I can't find much info about the company or the food, though they've been around since 2003. 

Has anyone fed it? Does anyone know anything about the company? What factory makes it under contract (Mid America, or someone else)? Quality control? Recall history? 

It's a great price for a 4.5* food with that much chicken in it, so I'd like to know more.


----------



## Magwart (Jul 8, 2012)

I sent the company a bunch of questions today...the owner replied, sending me his cell phone number, offering to talk to me on a Sunday. 

They've never had a recall (operating since 2003), with several years of sales history in Texas Costco stores. 

It's mfr'd in the Great Life-owned plant (Pioneer) in Abilene. All ingredients, including vitamins, are sourced in the USA, except for the lamb, which comes from New Zealand. 

Given that the other choice at Costco is made by Diamond, I'm liking this little company as an option for a very affordable quality food -- $30 for 50 pounds (chicken and rice). It wallops Kirkland in value, and it seems to be a better food.

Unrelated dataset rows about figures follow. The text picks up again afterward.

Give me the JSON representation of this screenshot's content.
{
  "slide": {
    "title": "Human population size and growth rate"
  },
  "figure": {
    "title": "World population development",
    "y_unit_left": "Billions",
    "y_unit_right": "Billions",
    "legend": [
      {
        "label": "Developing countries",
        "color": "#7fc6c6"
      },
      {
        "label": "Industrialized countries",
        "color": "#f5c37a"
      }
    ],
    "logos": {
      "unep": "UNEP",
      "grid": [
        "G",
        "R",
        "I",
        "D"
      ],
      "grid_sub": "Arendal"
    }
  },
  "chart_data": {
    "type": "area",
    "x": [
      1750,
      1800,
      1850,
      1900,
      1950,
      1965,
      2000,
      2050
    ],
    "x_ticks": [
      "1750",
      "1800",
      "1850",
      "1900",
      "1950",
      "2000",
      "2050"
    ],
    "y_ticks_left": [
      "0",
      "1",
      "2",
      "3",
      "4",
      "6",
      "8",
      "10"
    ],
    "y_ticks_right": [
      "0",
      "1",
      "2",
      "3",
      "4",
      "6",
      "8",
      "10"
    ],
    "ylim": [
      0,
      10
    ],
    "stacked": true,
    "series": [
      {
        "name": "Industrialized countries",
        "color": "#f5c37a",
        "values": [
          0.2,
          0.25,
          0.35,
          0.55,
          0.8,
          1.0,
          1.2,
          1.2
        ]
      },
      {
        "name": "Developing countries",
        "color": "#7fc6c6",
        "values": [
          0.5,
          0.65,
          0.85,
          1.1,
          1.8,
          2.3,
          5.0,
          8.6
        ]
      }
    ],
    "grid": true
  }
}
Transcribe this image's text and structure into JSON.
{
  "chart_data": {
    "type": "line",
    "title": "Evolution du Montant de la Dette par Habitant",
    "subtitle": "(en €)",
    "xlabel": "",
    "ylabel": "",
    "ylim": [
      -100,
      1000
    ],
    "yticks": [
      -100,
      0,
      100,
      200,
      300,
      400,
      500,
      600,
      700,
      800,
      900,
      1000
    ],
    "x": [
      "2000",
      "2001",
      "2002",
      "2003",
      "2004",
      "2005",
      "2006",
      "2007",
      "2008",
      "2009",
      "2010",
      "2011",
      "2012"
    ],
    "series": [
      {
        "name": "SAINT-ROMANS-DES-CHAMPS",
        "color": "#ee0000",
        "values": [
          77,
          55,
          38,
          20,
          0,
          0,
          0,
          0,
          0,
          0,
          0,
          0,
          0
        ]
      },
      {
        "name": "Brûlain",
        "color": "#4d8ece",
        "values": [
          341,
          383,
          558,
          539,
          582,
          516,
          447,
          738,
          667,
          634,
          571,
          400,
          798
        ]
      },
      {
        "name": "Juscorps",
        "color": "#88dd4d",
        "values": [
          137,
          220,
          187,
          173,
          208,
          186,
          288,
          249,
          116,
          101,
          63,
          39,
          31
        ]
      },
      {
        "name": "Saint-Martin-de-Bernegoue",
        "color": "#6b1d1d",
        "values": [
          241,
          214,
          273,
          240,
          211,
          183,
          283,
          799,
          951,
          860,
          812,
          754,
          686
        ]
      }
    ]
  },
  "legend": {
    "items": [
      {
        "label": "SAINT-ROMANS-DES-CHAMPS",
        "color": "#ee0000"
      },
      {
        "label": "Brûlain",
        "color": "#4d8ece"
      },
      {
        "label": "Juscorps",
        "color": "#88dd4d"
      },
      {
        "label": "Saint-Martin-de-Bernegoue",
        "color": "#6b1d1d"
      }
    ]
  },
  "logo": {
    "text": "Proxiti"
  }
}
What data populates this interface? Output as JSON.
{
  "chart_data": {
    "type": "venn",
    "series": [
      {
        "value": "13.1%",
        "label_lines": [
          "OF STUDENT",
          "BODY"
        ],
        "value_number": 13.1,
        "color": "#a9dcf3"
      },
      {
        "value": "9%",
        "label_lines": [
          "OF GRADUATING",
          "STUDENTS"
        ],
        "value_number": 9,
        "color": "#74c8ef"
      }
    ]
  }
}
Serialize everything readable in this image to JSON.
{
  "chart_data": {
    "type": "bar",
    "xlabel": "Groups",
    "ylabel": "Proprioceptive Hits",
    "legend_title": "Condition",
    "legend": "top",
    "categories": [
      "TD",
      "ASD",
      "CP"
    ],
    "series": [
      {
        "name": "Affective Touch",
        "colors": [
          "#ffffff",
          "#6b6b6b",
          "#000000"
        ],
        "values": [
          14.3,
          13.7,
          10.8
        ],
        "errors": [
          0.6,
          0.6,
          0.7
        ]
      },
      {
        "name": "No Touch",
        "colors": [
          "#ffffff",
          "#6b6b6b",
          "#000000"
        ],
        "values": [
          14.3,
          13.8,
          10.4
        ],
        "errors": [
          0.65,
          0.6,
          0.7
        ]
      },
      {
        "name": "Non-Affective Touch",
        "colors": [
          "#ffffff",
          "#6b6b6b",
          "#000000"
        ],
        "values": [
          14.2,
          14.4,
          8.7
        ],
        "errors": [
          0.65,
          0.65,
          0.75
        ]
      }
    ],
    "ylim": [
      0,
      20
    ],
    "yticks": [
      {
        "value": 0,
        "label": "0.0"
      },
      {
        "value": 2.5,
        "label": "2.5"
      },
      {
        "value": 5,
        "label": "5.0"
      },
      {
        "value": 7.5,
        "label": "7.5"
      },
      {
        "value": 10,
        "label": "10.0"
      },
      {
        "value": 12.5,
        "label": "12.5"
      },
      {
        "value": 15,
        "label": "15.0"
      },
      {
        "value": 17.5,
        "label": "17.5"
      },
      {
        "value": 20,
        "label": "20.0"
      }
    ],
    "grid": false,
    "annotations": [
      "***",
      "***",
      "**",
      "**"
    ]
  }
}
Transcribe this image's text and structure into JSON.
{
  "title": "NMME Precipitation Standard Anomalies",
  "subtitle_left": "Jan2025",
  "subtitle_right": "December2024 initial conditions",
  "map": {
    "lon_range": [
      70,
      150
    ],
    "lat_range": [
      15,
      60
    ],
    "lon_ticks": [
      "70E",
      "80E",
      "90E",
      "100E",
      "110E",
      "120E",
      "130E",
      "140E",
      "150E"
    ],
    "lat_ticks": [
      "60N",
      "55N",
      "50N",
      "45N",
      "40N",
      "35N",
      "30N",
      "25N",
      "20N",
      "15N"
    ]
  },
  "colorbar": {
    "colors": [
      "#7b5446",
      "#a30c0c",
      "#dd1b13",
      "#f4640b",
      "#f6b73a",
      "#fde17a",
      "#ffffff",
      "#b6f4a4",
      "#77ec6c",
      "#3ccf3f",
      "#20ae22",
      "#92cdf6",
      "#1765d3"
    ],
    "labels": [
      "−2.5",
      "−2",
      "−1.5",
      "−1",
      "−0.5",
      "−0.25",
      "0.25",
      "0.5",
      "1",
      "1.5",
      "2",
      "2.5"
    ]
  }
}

It's not Fromm or Acana or Orijen, but at this price point, it seems like a relative bargain for dogs that don't have chicken or rice allergies.


----------



## jjk454ss (Mar 26, 2013)

I feed Hugo the Natures Domain from Costco, I don't ever remember seeing Zachs before, I'll have to see of our Costco carries it. Thanks for the info.


----------



## Magwart (Jul 8, 2012)

Zachs appears to be only in a limited number of Costcos, mostly in Texas. It's a tiny little company, so if you are far from Texas, it may be a long time until you see it. If you are in Texas, though, chances are good that it's there.


----------



## jjk454ss (Mar 26, 2013)

Magwart said:


> Zachs appears to be only in a limited number of Costcos, mostly in Texas. It's a tiny little company, so if you are far from Texas, it may be a long time until you see it. If you are in Texas, though, chances are good that it's there.


Got it. Thanks again


----------